Circulating Libraries Promote the Three-Decker

“Popular New Novels, at all the libraries, each in 3 volumes,” ran the publishers’ advertisements. This format, established after the enormous success of Sir Walter Scott’s three-volume novels in the 1820s, remained the standard one for new fiction until 1894. J. A. Sutherland compares its stability to “the other grand durables of the British Empire—the Queen, the Constitution and the Navy.”

Three examples of the Three-Decker

Mrs. Henry Wood, Within the Maze, Bentley, 1872 [2267]


Nicknamed the “three-decker” after an eighteenth-century battleship which carried guns on three decks, this format did not suit all writers. Often the publisher asked the author to pad the text or the printer to employ generous spacing, wide margins, and to add page divisions between chapters to stretch a thin work. Each volume averaged 320 pages.

Trollope objected to extending his one volume work Lotta Schmidt to three: “I have always endeavored to give good measure to the public—The pages, as you propose to publish them, are so thin and desolated, and contain such a poor rate of type meandering thro’ a desert of margin, as to make me ashamed of the idea of putting my name to the book.”

Circulating Library Three- Deckers

No other library was as successful as Charles Edward Mudie’s Select Circulating Library, where subscriptions began at 1 guinea (21 shillings) per year for one volume which could be exchanged repeatedly. With one title Mudie could double or triple his profit by circulating a novel among three subscribers. He stocked works of history, biography, religion, and travel, but fiction, “suitable for family reading,” represented over 40% of his stock. His organizational skill enabled him to dominate the scene not only in London but also in the provinces and overseas. He bought in such volume that he obtained discounts of up to 50% for a three-decker.

Cooperation between the circulating libraries and the publishers kept the price of the novel artificially high. If a renegade publisher tried to cut the price, his titles weren’t reviewed or stocked by the libraries and he might have trouble obtaining supplies. The middle classes who couldn’t afford to pay 31 shillings 5 pence a title enjoyed a constant supply of the latest fiction from their library for 21 shillings a year.

J. S. Le Fanu, The Cock and Anchor, Curry, 1845. [1373a, 1373])


Marie Corelli, Wormwood, Bentley, 1890. [630]
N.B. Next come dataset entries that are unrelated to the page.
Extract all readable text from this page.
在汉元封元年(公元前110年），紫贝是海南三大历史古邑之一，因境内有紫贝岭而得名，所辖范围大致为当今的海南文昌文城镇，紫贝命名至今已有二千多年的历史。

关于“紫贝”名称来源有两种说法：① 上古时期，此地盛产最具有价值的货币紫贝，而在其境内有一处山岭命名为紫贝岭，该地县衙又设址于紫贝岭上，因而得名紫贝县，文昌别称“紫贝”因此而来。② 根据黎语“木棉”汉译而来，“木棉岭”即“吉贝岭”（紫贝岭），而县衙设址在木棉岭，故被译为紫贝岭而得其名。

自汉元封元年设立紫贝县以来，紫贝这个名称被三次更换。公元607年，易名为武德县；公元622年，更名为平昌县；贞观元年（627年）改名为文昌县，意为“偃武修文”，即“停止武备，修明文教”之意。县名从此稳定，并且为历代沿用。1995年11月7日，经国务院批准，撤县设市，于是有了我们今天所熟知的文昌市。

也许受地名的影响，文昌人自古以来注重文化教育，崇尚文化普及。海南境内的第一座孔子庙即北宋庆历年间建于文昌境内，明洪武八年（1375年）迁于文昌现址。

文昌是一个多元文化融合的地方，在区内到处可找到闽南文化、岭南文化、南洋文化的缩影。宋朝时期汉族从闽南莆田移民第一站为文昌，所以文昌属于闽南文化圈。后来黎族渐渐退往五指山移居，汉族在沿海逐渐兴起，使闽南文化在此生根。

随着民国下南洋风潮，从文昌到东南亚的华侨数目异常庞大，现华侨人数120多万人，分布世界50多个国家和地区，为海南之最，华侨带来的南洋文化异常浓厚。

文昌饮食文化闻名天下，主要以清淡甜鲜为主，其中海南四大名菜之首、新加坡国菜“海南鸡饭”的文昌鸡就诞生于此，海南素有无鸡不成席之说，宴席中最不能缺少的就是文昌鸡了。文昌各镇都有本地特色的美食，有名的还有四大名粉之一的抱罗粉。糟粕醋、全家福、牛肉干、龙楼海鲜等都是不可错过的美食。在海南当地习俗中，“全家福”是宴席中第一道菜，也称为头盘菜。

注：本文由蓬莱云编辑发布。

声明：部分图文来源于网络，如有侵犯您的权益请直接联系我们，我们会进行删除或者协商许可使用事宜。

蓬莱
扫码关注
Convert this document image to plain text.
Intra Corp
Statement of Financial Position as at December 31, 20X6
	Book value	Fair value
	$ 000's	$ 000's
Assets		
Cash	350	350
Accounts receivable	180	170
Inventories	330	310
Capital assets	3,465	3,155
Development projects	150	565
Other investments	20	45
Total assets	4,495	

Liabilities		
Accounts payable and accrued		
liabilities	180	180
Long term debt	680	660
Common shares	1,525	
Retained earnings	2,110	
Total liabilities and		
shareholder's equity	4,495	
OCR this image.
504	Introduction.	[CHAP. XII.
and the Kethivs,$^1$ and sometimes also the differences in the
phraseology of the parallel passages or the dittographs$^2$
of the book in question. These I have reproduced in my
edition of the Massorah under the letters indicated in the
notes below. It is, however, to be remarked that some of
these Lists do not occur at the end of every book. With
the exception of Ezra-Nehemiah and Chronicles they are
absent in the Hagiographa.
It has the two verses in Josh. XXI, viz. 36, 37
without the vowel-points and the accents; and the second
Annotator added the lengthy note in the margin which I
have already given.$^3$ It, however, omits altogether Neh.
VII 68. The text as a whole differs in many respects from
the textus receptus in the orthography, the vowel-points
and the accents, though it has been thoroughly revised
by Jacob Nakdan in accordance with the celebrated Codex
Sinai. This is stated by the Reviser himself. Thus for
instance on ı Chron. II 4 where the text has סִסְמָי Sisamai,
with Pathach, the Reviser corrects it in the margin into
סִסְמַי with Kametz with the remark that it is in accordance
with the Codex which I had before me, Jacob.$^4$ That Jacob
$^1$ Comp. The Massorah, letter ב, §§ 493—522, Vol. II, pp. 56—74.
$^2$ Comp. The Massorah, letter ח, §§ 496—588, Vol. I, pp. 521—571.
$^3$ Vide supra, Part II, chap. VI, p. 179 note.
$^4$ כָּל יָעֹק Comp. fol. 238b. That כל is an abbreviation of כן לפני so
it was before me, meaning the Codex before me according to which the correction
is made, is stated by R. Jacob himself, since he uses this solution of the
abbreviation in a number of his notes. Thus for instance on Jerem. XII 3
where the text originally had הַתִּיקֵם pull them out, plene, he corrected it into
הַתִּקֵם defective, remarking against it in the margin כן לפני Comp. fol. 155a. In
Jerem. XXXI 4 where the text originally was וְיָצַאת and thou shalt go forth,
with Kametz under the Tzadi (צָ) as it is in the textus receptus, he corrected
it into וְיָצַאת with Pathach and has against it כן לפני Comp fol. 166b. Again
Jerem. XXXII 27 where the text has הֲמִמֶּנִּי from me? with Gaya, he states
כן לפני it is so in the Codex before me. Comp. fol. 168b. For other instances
Library books lasted longer in sturdy bindings. There were no red ribbons on circulation library copies of Wormwood, as in this private copy.

Rhoda Broughton, Belinda, Bentley, 1883 [356, 356a]

Although Broughton’s first and second novels came out in attractive calico cloth bindings, Belinda [356 and 356a] was promptly reissued in plain cloth. Subsequent works by this author were all published in plain cloth. Sadleir says, “I think it may be taken for certain that the Circulating Libraries objected to the clinging quality of chintz bindings, and that these were abandoned under pressure from important customers.

Birket Foster’s “Dividing the Profits”

A contemporary artist, Birket Foster depicts a rotund well-to-do publisher with his bag of gold “dividing the profits of a book.” For publishers the three- decker was a commercially safe investment when printed in small editions (500, 750, 1000 copies for a new author) despite its high price of 1½ guineas. Prearrangement with circulating libraries guaranteed an adequate proportion of sales even for a literary flop. If the work became a success, the publisher increased his profit by issuing a reprint within the year or even within a few months of the original publication.